Dr. Hossam Maumoud, Behavioral Health Medical Director for Regence BlueCross BlueShield says, "What has happened with the COVID-19 pandemic is that the crisis has worsened."

Mahmoud says opioid and alcohol abuse is only compounded by our current situation. "It is becoming harder and harder to detect the signs and symptoms of substance use because of our physical distancing."

Mahmoud says there are three things to keep an eye out for if you suspect a loved one is dealing with substance abuse:

  1. Behavioral changes - withdrawn or unable to complete tasks at work
  2. Physical changes - physical changes like weight loss or a change in sleep habits or glazed eyes
  3. Family history of addiction - if someone has family members battling addiction, it increases the risk

The good news? Treatment is available, and it's not just limited to in-person services.

Dr. Alyson Smith, Medical Director for outpatient treatment telehealth center Boulder Care says, "We recognize it takes a lot of strength to make that call. We’re able to provide the care they need in a way that’s working for people."

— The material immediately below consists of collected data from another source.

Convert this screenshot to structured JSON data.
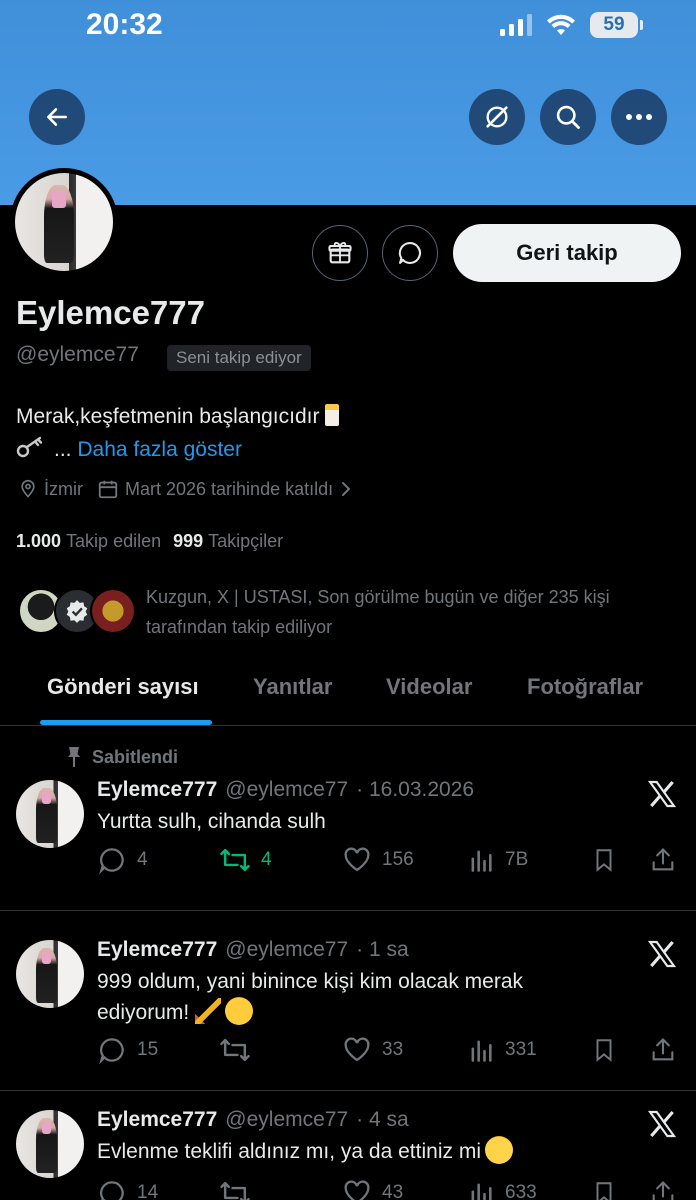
{
  "status_bar": {
    "time": "20:32",
    "battery": "59"
  },
  "profile": {
    "display_name": "Eylemce777",
    "handle": "@eylemce77",
    "follows_you": "Seni takip ediyor",
    "follow_back_label": "Geri takip",
    "bio_line1": "Merak,keşfetmenin başlangıcıdır",
    "bio_ellipsis": "...",
    "bio_more": "Daha fazla göster",
    "location": "İzmir",
    "joined": "Mart 2026 tarihinde katıldı",
    "following_count": "1.000",
    "following_label": "Takip edilen",
    "followers_count": "999",
    "followers_label": "Takipçiler",
    "followed_by": "Kuzgun, X | USTASI, Son görülme bugün ve diğer 235 kişi tarafından takip ediliyor"
  },
  "tabs": [
    {
      "label": "Gönderi sayısı",
      "active": true
    },
    {
      "label": "Yanıtlar",
      "active": false
    },
    {
      "label": "Videolar",
      "active": false
    },
    {
      "label": "Fotoğraflar",
      "active": false
    }
  ],
  "pinned_label": "Sabitlendi",
  "posts": [
    {
      "name": "Eylemce777",
      "handle": "@eylemce77",
      "time": "· 16.03.2026",
      "text": "Yurtta sulh, cihanda sulh",
      "replies": "4",
      "reposts": "4",
      "likes": "156",
      "views": "7B"
    },
    {
      "name": "Eylemce777",
      "handle": "@eylemce77",
      "time": "· 1 sa",
      "text": "999 oldum, yani binince kişi kim olacak merak ediyorum!",
      "replies": "15",
      "reposts": "",
      "likes": "33",
      "views": "331"
    },
    {
      "name": "Eylemce777",
      "handle": "@eylemce77",
      "time": "· 4 sa",
      "text": "Evlenme teklifi aldınız mı, ya da ettiniz mi",
      "replies": "14",
      "reposts": "",
      "likes": "43",
      "views": "633"
    }
  ],
  "colors": {
    "accent": "#1d9bf0",
    "repost_active": "#00ba7c",
    "banner": "#4a9be6"
  }
}
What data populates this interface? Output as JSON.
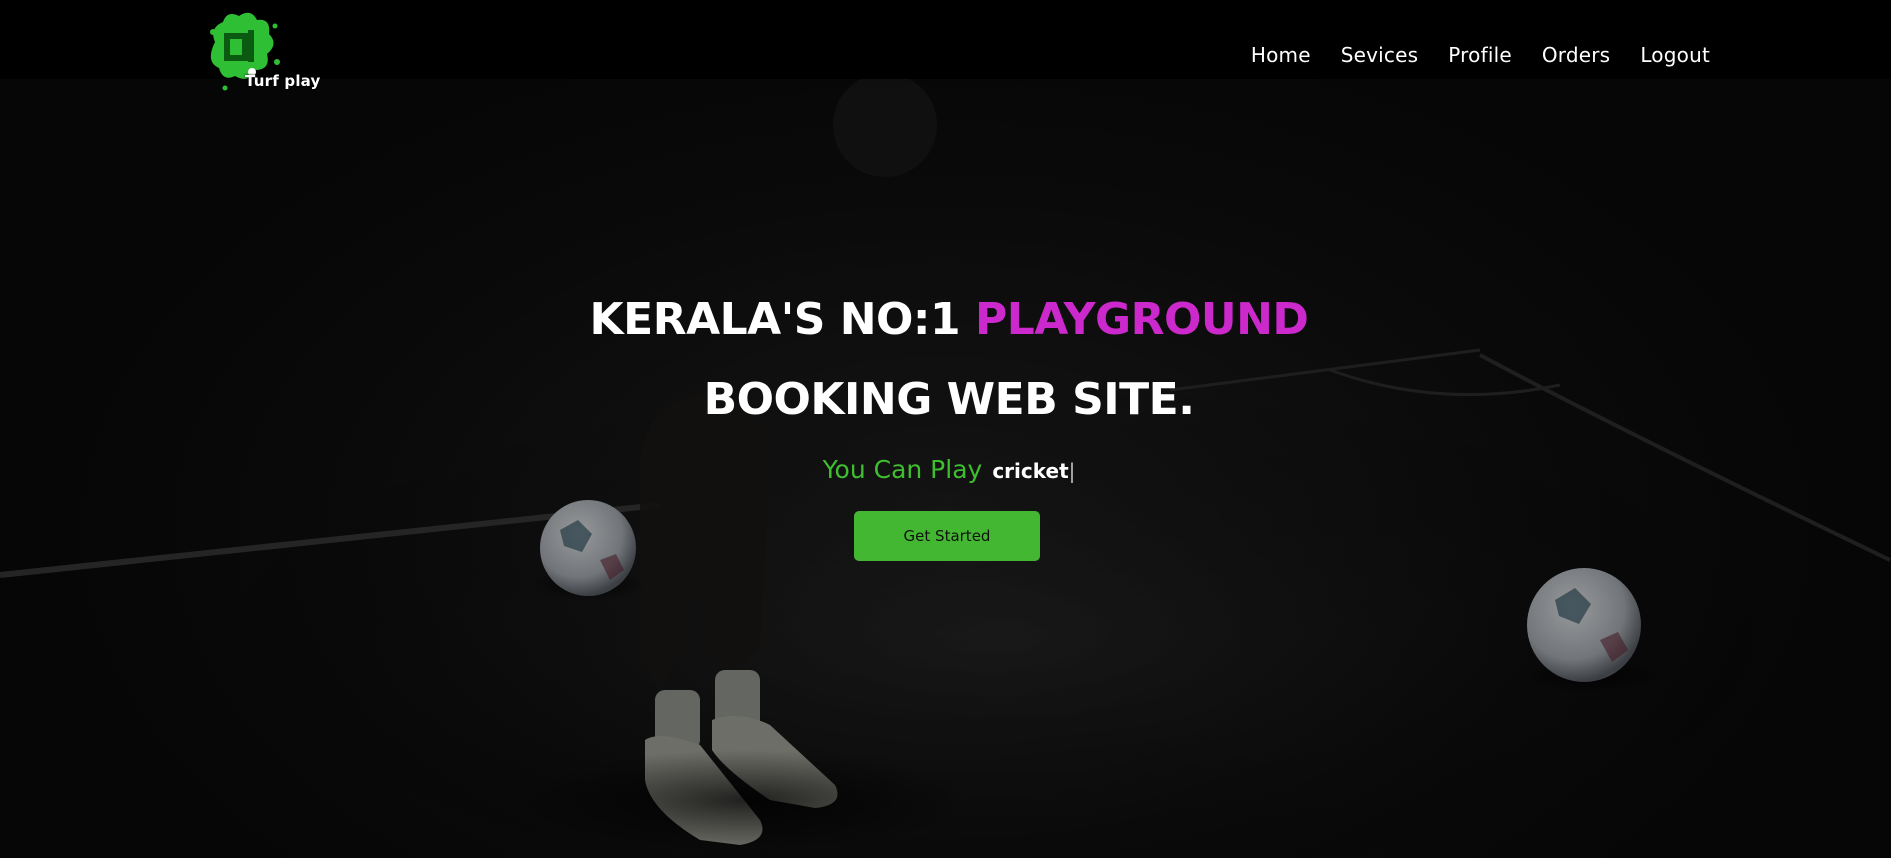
{
  "brand": {
    "logo_text": "Turf play",
    "logo_color": "#2fbf35"
  },
  "nav": {
    "items": [
      {
        "label": "Home"
      },
      {
        "label": "Sevices"
      },
      {
        "label": "Profile"
      },
      {
        "label": "Orders"
      },
      {
        "label": "Logout"
      }
    ]
  },
  "hero": {
    "headline_line1_part1": "KERALA'S NO:1 ",
    "headline_line1_accent": "PLAYGROUND",
    "headline_line2": "BOOKING WEB SITE.",
    "tagline_lead": "You Can Play",
    "tagline_typed": "cricket",
    "tagline_caret": "|",
    "cta_label": "Get Started"
  },
  "colors": {
    "accent_magenta": "#cc29cc",
    "accent_green": "#3fbf2f",
    "button_green": "#44b732",
    "header_bg": "#000000"
  }
}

Boulder Care's patients receive confidential, at home treatment, taking away the stigma typically keeping those struggling with substance abuse from getting the help they need.

"People suffering from substance abuse disorders often are met with judgment and treated really poorly when they enter the medical system, and that, sadly, really encourages them to avoid seeking care," says Smith.

Some communities also have very limited resources, which is why Smith says a virtual treatment option is so important.

"Our data at Boulder Care suggests that virtual care for substance use disorders is extremely effective," she says.

To find out more about treatment options in your community visit the Substance Abuse and Mental Health Services Administration at SAMHSA.gov.